Equal Pay for equal work!

You may have seen on the news this weekend that Asda are facing mass legal action by women who work in their stores. Over 1000 women so far have lodged claims with apparently a further potential 19,000 enquiries being dealt with by the legal firm handling the case. If successful, employees could receive the backdated increased pay due to them for the last 6 years. It could also open the floodgates for similar cases in other retailers.

Their claim is that they are paid less than men working in the distribution centres and they are therefore bringing their claim under the Equal Pay Act.

They argue that their jobs are of “equal value” in terms of the demands of the job, which includes the effort, skill and decision making required, to the roles carried out by the workers in the distribution centre. The claim of equal value is one of the categories under which an equal pay claim can be brought.

The case may appear a little confusing as surely there are make shop floor workers and female distribution centre workers so how can this be a claim based on gender? Well the joys of our quirky employment legislation strike again!

Basically if a female worker can show that she earns less than a male worker comparator in a job that it can be shown has equal value then a claim can be made even if those roles aren’t exclusively held by only one gender. As the roles are predominantly held by one gender there may be sufficient cause to claim the difference in pay is influenced by gender and that the perception of shop work being “women’s work” leads to it being given a lower value and therefore lower pay.

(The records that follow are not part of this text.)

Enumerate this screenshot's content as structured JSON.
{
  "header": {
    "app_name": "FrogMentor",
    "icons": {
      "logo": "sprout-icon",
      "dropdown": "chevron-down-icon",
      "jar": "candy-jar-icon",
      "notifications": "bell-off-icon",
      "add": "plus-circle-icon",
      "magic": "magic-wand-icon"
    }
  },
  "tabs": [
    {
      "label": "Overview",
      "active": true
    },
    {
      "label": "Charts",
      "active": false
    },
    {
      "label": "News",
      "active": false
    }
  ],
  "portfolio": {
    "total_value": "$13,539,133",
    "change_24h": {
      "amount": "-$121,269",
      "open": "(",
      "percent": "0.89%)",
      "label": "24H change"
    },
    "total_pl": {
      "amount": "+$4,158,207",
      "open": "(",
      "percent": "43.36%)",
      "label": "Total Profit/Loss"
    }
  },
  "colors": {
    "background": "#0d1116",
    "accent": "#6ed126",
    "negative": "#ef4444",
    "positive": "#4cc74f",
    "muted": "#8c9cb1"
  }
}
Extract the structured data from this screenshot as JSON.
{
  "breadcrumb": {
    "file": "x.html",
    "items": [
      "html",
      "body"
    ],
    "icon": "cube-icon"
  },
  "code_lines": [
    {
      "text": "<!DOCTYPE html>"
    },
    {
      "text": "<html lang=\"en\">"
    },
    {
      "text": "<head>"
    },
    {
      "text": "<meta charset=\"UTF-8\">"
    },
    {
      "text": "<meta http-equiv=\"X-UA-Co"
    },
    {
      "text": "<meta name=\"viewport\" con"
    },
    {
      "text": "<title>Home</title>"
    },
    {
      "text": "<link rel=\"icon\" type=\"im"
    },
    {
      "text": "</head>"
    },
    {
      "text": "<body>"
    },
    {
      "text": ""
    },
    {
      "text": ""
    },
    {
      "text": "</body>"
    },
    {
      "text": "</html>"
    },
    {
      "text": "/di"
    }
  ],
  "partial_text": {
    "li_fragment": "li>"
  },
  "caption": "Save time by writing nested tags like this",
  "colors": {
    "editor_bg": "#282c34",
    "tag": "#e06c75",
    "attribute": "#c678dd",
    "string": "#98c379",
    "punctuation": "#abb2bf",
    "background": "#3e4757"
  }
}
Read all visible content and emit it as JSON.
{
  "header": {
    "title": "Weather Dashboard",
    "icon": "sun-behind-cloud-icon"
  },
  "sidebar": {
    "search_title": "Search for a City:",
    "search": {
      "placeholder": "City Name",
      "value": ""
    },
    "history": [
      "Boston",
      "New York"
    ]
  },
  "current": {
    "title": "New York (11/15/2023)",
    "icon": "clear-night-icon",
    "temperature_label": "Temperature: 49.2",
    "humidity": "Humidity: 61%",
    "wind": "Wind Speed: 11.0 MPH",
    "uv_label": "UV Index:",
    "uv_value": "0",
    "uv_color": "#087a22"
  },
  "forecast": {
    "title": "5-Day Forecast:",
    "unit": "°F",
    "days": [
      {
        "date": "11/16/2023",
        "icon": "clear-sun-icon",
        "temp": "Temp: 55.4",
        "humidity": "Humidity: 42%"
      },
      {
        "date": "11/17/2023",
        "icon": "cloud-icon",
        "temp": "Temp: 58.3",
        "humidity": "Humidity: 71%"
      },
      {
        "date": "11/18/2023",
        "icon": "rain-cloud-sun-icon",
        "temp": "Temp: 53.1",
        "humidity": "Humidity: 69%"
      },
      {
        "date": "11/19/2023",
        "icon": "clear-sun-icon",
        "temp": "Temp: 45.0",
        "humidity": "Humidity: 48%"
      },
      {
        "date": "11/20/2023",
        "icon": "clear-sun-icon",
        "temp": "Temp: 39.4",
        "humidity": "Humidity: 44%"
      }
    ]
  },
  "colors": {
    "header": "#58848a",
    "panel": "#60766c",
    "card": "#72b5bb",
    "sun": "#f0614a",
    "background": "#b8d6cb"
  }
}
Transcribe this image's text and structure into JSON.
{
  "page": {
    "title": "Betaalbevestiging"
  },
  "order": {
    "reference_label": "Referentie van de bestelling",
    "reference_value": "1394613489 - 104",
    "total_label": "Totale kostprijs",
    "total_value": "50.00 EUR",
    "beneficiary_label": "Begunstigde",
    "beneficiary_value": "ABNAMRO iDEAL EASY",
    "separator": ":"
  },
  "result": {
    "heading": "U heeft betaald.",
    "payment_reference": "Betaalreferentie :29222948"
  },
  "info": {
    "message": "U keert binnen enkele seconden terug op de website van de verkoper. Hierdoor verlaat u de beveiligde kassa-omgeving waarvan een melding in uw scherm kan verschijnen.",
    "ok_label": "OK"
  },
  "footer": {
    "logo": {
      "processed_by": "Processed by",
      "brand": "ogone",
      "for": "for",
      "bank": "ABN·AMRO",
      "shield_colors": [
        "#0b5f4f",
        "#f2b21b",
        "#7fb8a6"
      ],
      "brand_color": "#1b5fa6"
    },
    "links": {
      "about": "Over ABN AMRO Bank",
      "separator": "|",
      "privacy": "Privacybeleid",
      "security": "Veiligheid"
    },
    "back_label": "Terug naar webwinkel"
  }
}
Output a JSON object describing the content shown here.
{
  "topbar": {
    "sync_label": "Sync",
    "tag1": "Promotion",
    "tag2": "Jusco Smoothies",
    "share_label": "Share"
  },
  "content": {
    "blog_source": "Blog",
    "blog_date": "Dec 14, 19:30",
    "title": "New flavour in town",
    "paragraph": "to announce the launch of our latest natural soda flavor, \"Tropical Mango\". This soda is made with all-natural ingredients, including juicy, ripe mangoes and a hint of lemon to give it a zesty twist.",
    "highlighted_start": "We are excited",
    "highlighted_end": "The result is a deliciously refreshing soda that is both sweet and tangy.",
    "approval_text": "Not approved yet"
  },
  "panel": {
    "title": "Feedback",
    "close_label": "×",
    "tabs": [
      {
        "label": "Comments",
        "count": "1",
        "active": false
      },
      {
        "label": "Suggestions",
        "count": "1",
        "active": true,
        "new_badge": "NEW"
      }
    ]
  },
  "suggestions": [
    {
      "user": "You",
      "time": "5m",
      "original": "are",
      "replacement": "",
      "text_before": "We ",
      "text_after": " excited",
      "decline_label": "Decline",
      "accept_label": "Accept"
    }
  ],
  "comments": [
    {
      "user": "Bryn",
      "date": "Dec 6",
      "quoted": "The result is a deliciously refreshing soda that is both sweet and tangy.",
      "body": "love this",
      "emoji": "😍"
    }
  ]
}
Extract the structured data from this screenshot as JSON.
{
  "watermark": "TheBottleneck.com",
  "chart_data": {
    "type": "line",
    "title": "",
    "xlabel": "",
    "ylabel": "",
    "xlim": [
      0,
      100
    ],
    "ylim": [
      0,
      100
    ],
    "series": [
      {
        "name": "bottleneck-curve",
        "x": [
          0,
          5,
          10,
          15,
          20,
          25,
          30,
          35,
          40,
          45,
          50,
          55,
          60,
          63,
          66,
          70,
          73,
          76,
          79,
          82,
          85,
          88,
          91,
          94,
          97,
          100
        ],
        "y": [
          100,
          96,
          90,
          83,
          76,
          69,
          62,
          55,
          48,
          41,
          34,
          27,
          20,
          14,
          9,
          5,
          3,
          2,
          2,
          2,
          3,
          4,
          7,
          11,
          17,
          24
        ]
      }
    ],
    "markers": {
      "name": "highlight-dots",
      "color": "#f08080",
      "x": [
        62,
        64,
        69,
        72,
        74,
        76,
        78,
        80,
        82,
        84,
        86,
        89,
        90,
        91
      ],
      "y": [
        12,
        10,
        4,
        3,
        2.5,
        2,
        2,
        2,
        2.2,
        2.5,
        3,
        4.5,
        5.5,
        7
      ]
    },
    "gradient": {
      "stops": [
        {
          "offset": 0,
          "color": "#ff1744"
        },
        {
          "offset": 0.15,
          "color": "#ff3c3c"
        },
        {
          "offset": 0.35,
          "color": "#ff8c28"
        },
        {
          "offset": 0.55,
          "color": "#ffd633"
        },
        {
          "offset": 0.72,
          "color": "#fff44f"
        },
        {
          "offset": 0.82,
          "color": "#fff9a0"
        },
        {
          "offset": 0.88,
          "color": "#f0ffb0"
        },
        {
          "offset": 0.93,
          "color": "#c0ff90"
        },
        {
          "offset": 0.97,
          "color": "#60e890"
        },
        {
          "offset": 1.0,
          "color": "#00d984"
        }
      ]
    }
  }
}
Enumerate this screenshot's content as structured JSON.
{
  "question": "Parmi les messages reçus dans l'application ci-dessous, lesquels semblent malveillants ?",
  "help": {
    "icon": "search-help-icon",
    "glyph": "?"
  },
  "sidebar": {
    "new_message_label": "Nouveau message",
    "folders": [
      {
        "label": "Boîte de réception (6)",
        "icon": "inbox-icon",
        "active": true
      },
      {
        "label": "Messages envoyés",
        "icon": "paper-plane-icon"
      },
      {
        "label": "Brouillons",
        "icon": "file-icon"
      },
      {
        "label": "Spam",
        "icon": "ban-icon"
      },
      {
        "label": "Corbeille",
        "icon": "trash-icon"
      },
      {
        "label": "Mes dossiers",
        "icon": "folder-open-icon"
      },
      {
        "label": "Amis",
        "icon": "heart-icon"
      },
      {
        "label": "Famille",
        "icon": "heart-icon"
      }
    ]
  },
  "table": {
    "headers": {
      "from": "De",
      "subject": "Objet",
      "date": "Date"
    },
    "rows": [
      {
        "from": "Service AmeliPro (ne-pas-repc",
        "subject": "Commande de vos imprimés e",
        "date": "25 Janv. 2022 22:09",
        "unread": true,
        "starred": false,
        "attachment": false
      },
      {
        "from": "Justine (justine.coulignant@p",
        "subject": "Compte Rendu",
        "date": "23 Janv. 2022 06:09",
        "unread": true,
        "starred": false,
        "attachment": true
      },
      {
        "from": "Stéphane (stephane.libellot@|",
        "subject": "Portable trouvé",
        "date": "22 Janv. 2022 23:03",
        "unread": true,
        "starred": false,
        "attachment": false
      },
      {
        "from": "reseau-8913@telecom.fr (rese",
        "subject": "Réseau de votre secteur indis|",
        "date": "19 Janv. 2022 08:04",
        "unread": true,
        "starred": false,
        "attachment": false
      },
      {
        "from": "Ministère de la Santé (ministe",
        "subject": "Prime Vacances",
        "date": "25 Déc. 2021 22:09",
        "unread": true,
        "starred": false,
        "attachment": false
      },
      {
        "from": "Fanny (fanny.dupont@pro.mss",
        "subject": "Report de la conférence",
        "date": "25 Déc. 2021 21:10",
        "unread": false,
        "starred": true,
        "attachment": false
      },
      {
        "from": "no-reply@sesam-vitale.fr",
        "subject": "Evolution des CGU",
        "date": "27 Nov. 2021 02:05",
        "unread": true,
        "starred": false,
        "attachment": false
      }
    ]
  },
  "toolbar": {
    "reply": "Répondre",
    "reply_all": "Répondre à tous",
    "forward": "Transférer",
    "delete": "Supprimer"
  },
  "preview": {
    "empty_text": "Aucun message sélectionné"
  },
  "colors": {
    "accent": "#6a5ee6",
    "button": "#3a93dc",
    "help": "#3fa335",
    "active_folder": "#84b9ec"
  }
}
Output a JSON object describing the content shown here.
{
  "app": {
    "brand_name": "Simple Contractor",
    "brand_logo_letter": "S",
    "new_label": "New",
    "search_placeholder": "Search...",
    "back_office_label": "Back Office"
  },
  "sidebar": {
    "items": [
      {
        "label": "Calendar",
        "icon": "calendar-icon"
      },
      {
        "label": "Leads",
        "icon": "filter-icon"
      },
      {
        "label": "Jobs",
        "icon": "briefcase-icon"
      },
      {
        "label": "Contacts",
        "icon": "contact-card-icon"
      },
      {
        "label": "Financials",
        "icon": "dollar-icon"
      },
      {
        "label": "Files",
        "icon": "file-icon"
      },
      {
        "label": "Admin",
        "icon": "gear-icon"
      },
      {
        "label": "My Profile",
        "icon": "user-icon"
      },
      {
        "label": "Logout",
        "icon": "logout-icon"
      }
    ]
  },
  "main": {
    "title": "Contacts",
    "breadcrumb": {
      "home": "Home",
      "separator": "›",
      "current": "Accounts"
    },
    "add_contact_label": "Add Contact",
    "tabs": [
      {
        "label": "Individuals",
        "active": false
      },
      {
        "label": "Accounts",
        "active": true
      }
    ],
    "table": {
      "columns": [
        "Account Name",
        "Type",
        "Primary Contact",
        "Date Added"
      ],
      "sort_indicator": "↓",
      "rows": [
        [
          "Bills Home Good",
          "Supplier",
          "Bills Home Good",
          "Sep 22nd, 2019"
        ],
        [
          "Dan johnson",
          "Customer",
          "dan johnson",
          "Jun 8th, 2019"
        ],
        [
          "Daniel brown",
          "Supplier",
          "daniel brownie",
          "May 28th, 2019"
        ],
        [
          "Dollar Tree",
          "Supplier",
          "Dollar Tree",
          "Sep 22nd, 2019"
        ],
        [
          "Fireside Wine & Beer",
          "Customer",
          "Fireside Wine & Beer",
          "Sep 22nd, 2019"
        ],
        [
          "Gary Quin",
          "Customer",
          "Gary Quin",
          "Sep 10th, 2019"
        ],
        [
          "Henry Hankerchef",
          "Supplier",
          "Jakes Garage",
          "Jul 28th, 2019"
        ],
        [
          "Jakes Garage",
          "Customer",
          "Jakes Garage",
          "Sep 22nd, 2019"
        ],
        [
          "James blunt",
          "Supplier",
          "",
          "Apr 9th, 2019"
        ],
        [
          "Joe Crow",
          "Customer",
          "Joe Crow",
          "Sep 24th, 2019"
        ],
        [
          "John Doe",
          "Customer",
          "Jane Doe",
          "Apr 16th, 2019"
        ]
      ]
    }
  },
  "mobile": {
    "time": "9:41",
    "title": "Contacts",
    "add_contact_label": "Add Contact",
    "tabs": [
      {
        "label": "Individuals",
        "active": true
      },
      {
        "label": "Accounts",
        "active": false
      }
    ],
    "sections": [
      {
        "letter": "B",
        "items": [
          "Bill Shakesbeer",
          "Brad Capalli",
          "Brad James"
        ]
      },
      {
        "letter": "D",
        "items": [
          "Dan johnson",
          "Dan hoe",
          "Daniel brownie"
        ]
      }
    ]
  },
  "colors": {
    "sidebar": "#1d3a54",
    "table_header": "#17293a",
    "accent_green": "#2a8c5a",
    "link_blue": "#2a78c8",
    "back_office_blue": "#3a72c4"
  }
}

It’s important to note here however that either a man or a woman can bring such a claim if they are lower paid.

If the women win their claim & their pay is increased the male shop workers will then be able to make a “piggy back” claim to have their pay increased also.

Asda of course are denying that they are discriminatory in their pay rates and will most likely bring a defence on the grounds that the pay rates are not influenced by gender, that the work is not of equal value as the demands of the distribution worker role are harder and that there are “material factors” such as working conditions and working hours as well as prevailing market pay rates that justify the higher pay for the distribution centre roles.

So this case is one to watch and yet again it highlights that the gender pay gap is still a significant and controversial issue.